H. Floyd Davis has been at Cornell since 1994, and is currently Professor of Chemistry and Director of Graduate Studies for the field of Chemistry and Chemical Biology. Davis and his research group carry out experimental studies of the dynamics of elementary reactions using laser and molecular beam methods. Areas of interest include atmospheric halogen oxide chemistry, the chemistry of organic free radicals relevant to combustion, and the reactions of neutral transition metal atoms and clusters with hydrocarbon molecules. The key experimental tool employed in our laboratory is mass spectrometry, primarily employing “soft” photoionization detection of neutral molecules by pulsed vacuum ultraviolet radiation generated by nonlinear frequency conversion using tabletop light sources.
Davis completed his undergraduate degree at the University of Waterloo (Canada) in 1986, where he was a Coop student in the Applied Chemistry program.
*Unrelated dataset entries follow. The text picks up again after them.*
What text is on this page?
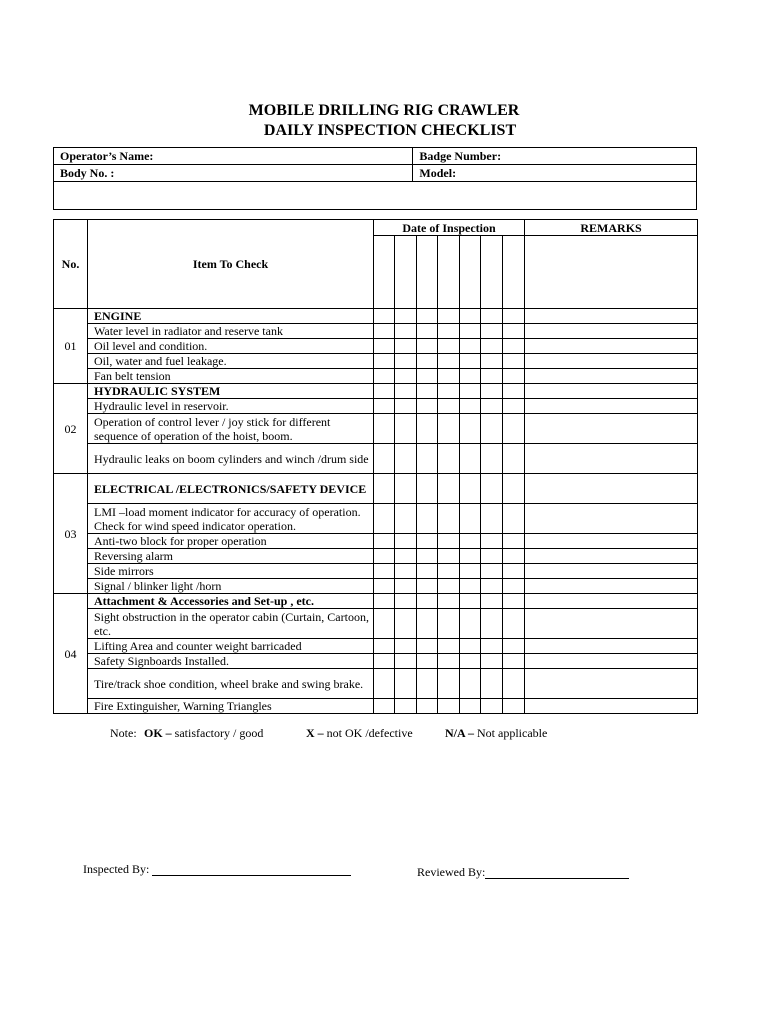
MOBILE DRILLING RIG CRAWLER
DAILY INSPECTION CHECKLIST
Operator’s Name:	Badge Number:
Body No. :	Model:

No.	Item To Check	Date of Inspection							REMARKS

01	ENGINE								
	Water level in radiator and reserve tank								
	Oil level and condition.								
	Oil, water and fuel leakage.								
	Fan belt tension								
02	HYDRAULIC SYSTEM								
	Hydraulic level in reservoir.								
	Operation of control lever / joy stick for different sequence of operation of the hoist, boom.								
	Hydraulic leaks on boom cylinders and winch /drum side								
03	ELECTRICAL /ELECTRONICS/SAFETY DEVICE								
	LMI –load moment indicator for accuracy of operation. Check for wind speed indicator operation.								
	Anti-two block for proper operation								
	Reversing alarm								
	Side mirrors								
	Signal / blinker light /horn								
04	Attachment & Accessories and Set-up , etc.								
	Sight obstruction in the operator cabin (Curtain, Cartoon, etc.								
	Lifting Area and counter weight barricaded								
	Safety Signboards Installed.								
	Tire/track shoe condition, wheel brake and swing brake.								
	Fire Extinguisher, Warning Triangles								
Note: OK – satisfactory / good	X – not OK /defective	N/A – Not applicable
Inspected By:	Reviewed By:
During his undergraduate years, he worked for four semesters at the Notre Dame Radiation Laboratory with Prof. Richard Fessenden and Dr. P.K. Das, and two semesters at Nalco Chemical Company (Burlington, Ontario). During his senior year at Waterloo, he worked with Professor J.W. Hepburn on the photodissociation dynamics of small molecules using coherent VUV for product detection.
In 1986, Davis began his Ph.D. in Chemistry at the University of California, Berkeley in the research group of Prof. Yuan T. Lee (1986 Nobel Prize in Chemistry) as an NSERC 1967 Science and Engineering Predoctoral Fellow. His Ph.D. research focused on bimolecular reactions of alkali and alkaline earth atoms with oxidants, and the photochemistry of free radicals relevant to atmospheric chemistry. In collaboration with Prof. Harold S. Johnston, Davis carried out the first studies of the visible photodissociation of NO3 radicals under collision-free conditions. He also studied the photochemistry of OClO and was the first to map out the branching ratios between the Cl + O2 and ClO + O channels, a topic which up to that date was highly controversial. In 1992, Davis joined the research group of Prof. Curt Wittig at the University of Southern California as a Postdoctoral Research Associate, where he carried out time resolved measurements of unimolecular dissociation of small free radicals, including NO3.